Wednesday, April 15, 2015

Online Icebreakers - Creating Community for Adult Learners

Online Icebreakers - Creating Community for Adult Learners

Community building in online learning environments may be one of the most difficult aspects for adult learners.  While it is possible to use discussion boards to enable interaction between learners, Oosterhof, Conrad, and Ely (2008) state that this is not the same as community building.  The use of icebreakers are meant to initiate conversation and facilitate the building of community.

Looking back on your experiences as an adult learner in an online program, have you established any relationships with your classmates outside of the course environment?

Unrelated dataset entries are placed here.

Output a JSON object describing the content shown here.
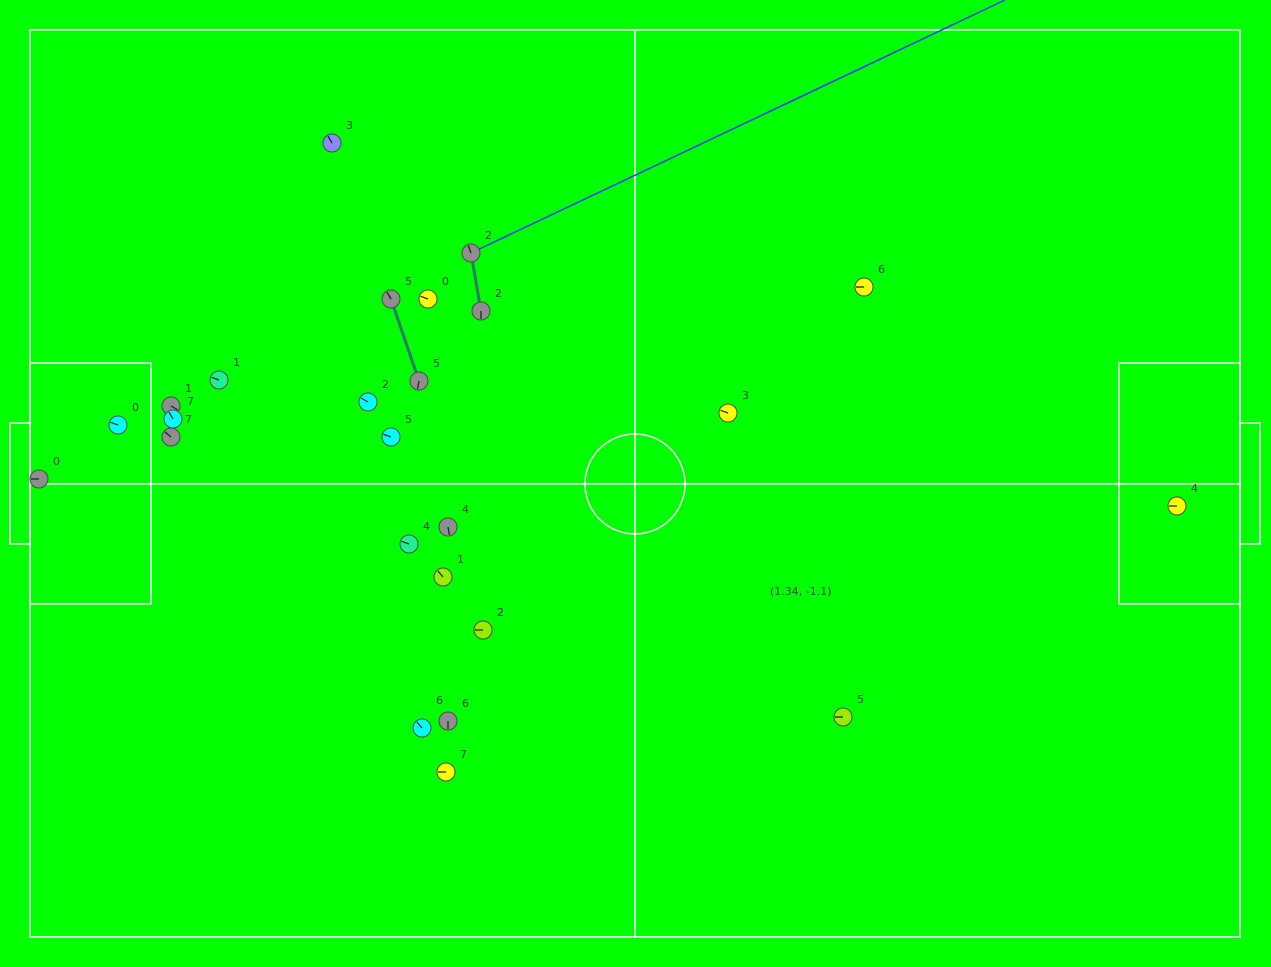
{
  "coordinate_readout": "(1.34, -1.1)",
  "colors": {
    "field": "#00ff00",
    "lines": "#ffffff",
    "marker_outline": "#4a4a4a",
    "pass_line": "#3333ff",
    "move_line": "#2a7a6a"
  },
  "robots": [
    {
      "id": "grey-0",
      "label": "0",
      "color": "#8f8f8f"
    },
    {
      "id": "grey-1",
      "label": "1",
      "color": "#8f8f8f"
    },
    {
      "id": "grey-7",
      "label": "7",
      "color": "#8f8f8f"
    },
    {
      "id": "grey-5a",
      "label": "5",
      "color": "#8f8f8f"
    },
    {
      "id": "grey-5b",
      "label": "5",
      "color": "#8f8f8f"
    },
    {
      "id": "grey-2a",
      "label": "2",
      "color": "#8f8f8f"
    },
    {
      "id": "grey-2b",
      "label": "2",
      "color": "#8f8f8f"
    },
    {
      "id": "grey-4",
      "label": "4",
      "color": "#8f8f8f"
    },
    {
      "id": "grey-6",
      "label": "6",
      "color": "#8f8f8f"
    },
    {
      "id": "purple-3",
      "label": "3",
      "color": "#8a8aff"
    },
    {
      "id": "cyan-0",
      "label": "0",
      "color": "#00ffff"
    },
    {
      "id": "cyan-7",
      "label": "7",
      "color": "#00ffff"
    },
    {
      "id": "cyan-2",
      "label": "2",
      "color": "#00ffff"
    },
    {
      "id": "cyan-5",
      "label": "5",
      "color": "#00ffff"
    },
    {
      "id": "cyan-6",
      "label": "6",
      "color": "#00ffff"
    },
    {
      "id": "teal-1",
      "label": "1",
      "color": "#22ee99"
    },
    {
      "id": "teal-4",
      "label": "4",
      "color": "#22ee99"
    },
    {
      "id": "lime-1",
      "label": "1",
      "color": "#99ee00"
    },
    {
      "id": "lime-2",
      "label": "2",
      "color": "#99ee00"
    },
    {
      "id": "lime-5",
      "label": "5",
      "color": "#99ee00"
    },
    {
      "id": "yellow-0",
      "label": "0",
      "color": "#ffff00"
    },
    {
      "id": "yellow-3",
      "label": "3",
      "color": "#ffff00"
    },
    {
      "id": "yellow-6",
      "label": "6",
      "color": "#ffff00"
    },
    {
      "id": "yellow-4",
      "label": "4",
      "color": "#ffff00"
    },
    {
      "id": "yellow-7",
      "label": "7",
      "color": "#ffff00"
    }
  ]
}
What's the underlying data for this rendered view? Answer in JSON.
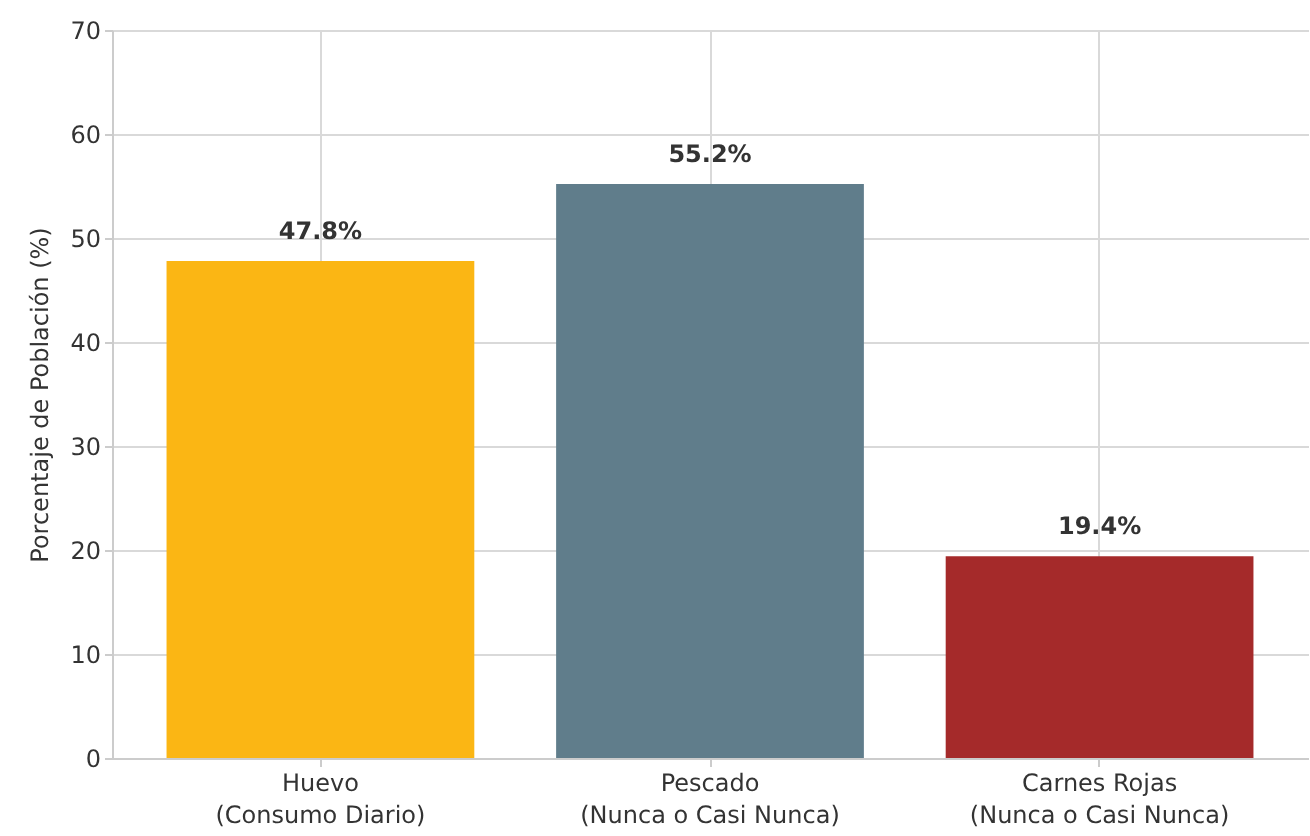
{
  "chart_data": {
    "type": "bar",
    "ylabel": "Porcentaje de Población (%)",
    "categories": [
      "Huevo\n(Consumo Diario)",
      "Pescado\n(Nunca o Casi Nunca)",
      "Carnes Rojas\n(Nunca o Casi Nunca)"
    ],
    "values": [
      47.8,
      55.2,
      19.4
    ],
    "colors": [
      "#fbb614",
      "#607d8b",
      "#a52a2a"
    ],
    "value_labels": [
      "47.8%",
      "55.2%",
      "19.4%"
    ],
    "ylim": [
      0,
      70
    ],
    "yticks": [
      0,
      10,
      20,
      30,
      40,
      50,
      60,
      70
    ],
    "grid": true
  }
}
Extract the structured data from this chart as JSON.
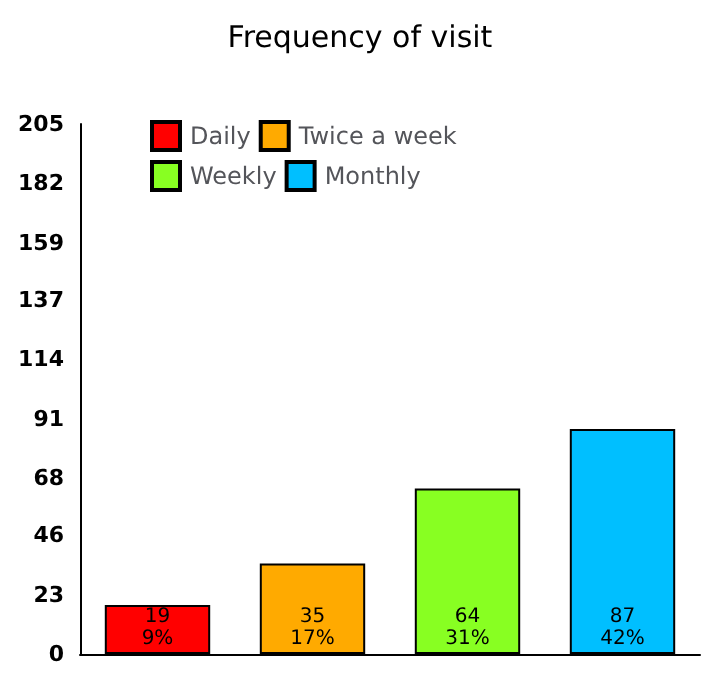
{
  "chart_data": {
    "type": "bar",
    "title": "Frequency of visit",
    "categories": [
      null,
      null,
      null,
      null
    ],
    "series": [
      {
        "name": "Daily",
        "color": "#ff0000",
        "values": [
          19,
          null,
          null,
          null
        ],
        "value_labels": [
          "19\n9%",
          null,
          null,
          null
        ]
      },
      {
        "name": "Twice a week",
        "color": "#ffaa00",
        "values": [
          null,
          35,
          null,
          null
        ],
        "value_labels": [
          null,
          "35\n17%",
          null,
          null
        ]
      },
      {
        "name": "Weekly",
        "color": "#88ff22",
        "values": [
          null,
          null,
          64,
          null
        ],
        "value_labels": [
          null,
          null,
          "64\n31%",
          null
        ]
      },
      {
        "name": "Monthly",
        "color": "#00bfff",
        "values": [
          null,
          null,
          null,
          87
        ],
        "value_labels": [
          null,
          null,
          null,
          "87\n42%"
        ]
      }
    ],
    "ylim": [
      0,
      205
    ],
    "yticks": [
      0,
      23,
      46,
      68,
      91,
      114,
      137,
      159,
      182,
      205
    ],
    "grid": false,
    "legend": "top left"
  }
}
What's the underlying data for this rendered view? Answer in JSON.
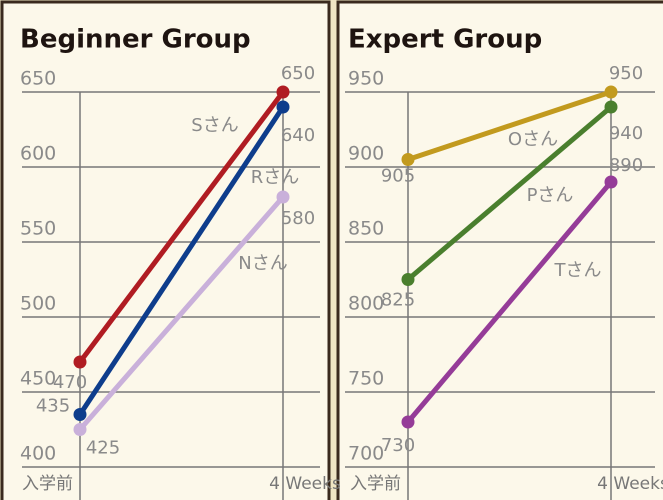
{
  "chart_data": [
    {
      "type": "line",
      "title": "Beginner Group",
      "categories": [
        "入学前",
        "4 Weeks"
      ],
      "series": [
        {
          "name": "Sさん",
          "color": "#b01c22",
          "values": [
            470,
            650
          ]
        },
        {
          "name": "Rさん",
          "color": "#0e3d8c",
          "values": [
            435,
            640
          ]
        },
        {
          "name": "Nさん",
          "color": "#c9b0da",
          "values": [
            425,
            580
          ]
        }
      ],
      "ylim": [
        400,
        650
      ],
      "yticks": [
        400,
        450,
        500,
        550,
        600,
        650
      ],
      "grid": true
    },
    {
      "type": "line",
      "title": "Expert Group",
      "categories": [
        "入学前",
        "4 Weeks"
      ],
      "series": [
        {
          "name": "Oさん",
          "color": "#c29a1e",
          "values": [
            905,
            950
          ]
        },
        {
          "name": "Pさん",
          "color": "#4a7f2e",
          "values": [
            825,
            940
          ]
        },
        {
          "name": "Tさん",
          "color": "#953c98",
          "values": [
            730,
            890
          ]
        }
      ],
      "ylim": [
        700,
        950
      ],
      "yticks": [
        700,
        750,
        800,
        850,
        900,
        950
      ],
      "grid": true
    }
  ]
}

Consider your experiences on a more personal level.  Do you feel like you have been part of a learning community or have you felt isolated?  Would the use of ice breakers and the opportunity for informal conversation have helped eliminate feelings of isolation?

By Tuesday: Share your experiences with icebreakers that you feel were either successful or unsuccesful.  For this discussion, suggest an activity that may help adult learners to build community in an online environment.   Support your activity design using the recommended resources listed below.  Use at least one additional resource.

By Sunday: Respond to at least two of your peers’ discussions.   In your response, discuss how you would respond to the activity they suggest.   Do you think that you would be inspired to continue a discussion with your peers based on this activity? Why or why not?

Instructions  and Requirements

  • For this discussion post, please use proper APA formatting as described by the University's website.
  • Use and properly cite, the recommend resources plus at least one other resource.
  • Ensure your posts are free of spelling and other errors.  
  • Initial posts should demonstrate that you have synthesized the resources and your personal experiences for clear and concise expression.  
  • The initial posting must be submitted by Tuesday at 11:59 PM PST.
  • Responses should have depth and encourage continued discussion with the original poster and others.  Avoid "me, too!" and "I agree!" type posts. 
  • Respond to at least two of your peers by Sunday at 11:59 PM PST.
For further details on grading, please refer to the rubric .

Recommended Resources 

Resources indicated with (link) are available via Walden University Library or Google Scholar.  The link is provided, but you must be able to sign in to the Walden University Library to access these resources.

Chlup, D., & Collins, T. (2010). Breaking the ice: Using ice-breakers and re-     energizers with adult learners. Adult Learning, 34-39. (link)

Horton, W. (2006). Chapter 9: Design for the virtual classroom. In E-Learning by Design (pp. 463-471). San Francisco: John Wiley & Sons, Inc. (link)

Oosterhof, A., Conrad, R.-M., & Ely, D. P. (2008). Assessing learners online. Upper Saddle River, NJ: Pearson Education, Inc. (text)

Palloff, R., & Pratt, K. (2007). Chapter 8: Promoting Collaborative Learning. In Building online communities: Effective strategies for the virtual classroom (pp. 157-184). San Francisco: Jossey-Bass. (link)

Swan, K. (2002). Building learning communities in online courses: The importance of interaction. Education, Communication & Information, 2(1), 23 - 49. (link)


  1. The standard "Introduce yourself" discussion activity has never been a good ice breaker for me. I either forget to reply or I feel I am saying the same thing over and over again.

    One ice breaker that I have found interesting is Two Truths and a Lie. Another that I just came across is "Lost in Space" (, n.d.). This ice breaker presents you with the scenario of: You have 15 minutes to clear out of a space station (computer malfunction - life support lost). Quickly name the 5 things you would take with you.

    Reference: (n.d.). Pedagogy. Retrieved from

    1. Diane,
      Thank you for your post. The "Lost in Space" activity sounds fun, actually!

      Do you think that adult learners may have a tendency to feel that ice breaker activities may be a waste of time?

  2. Rebecca,
    These are very well written instruction and an easy to follow rubric. I really like where you instructed to "Consider your experiences on a more personal level." A personal touch is so much better than having to site everything as many discussions will have us to. I know that it is thought being people take you thoughts more seriously if it comes from an article posted in a book or journal article, but their information comes from personal experience so why can't we be more mindful of ours and use it as part of our proof of knowledge. I feel this gives the participant a sense of self where their experience is appreciated and it will give you more quality of work.

    Eric Bronley

  3. Thank you, Eric. While I see the need for scholarly discussions guided by rubrics, I feel that they may contribute to the continued isolation of the online learner. Over the last two years, I think that I have learned more from the personal experiences shared by my classmates than I have from the scholarly part of the discussion!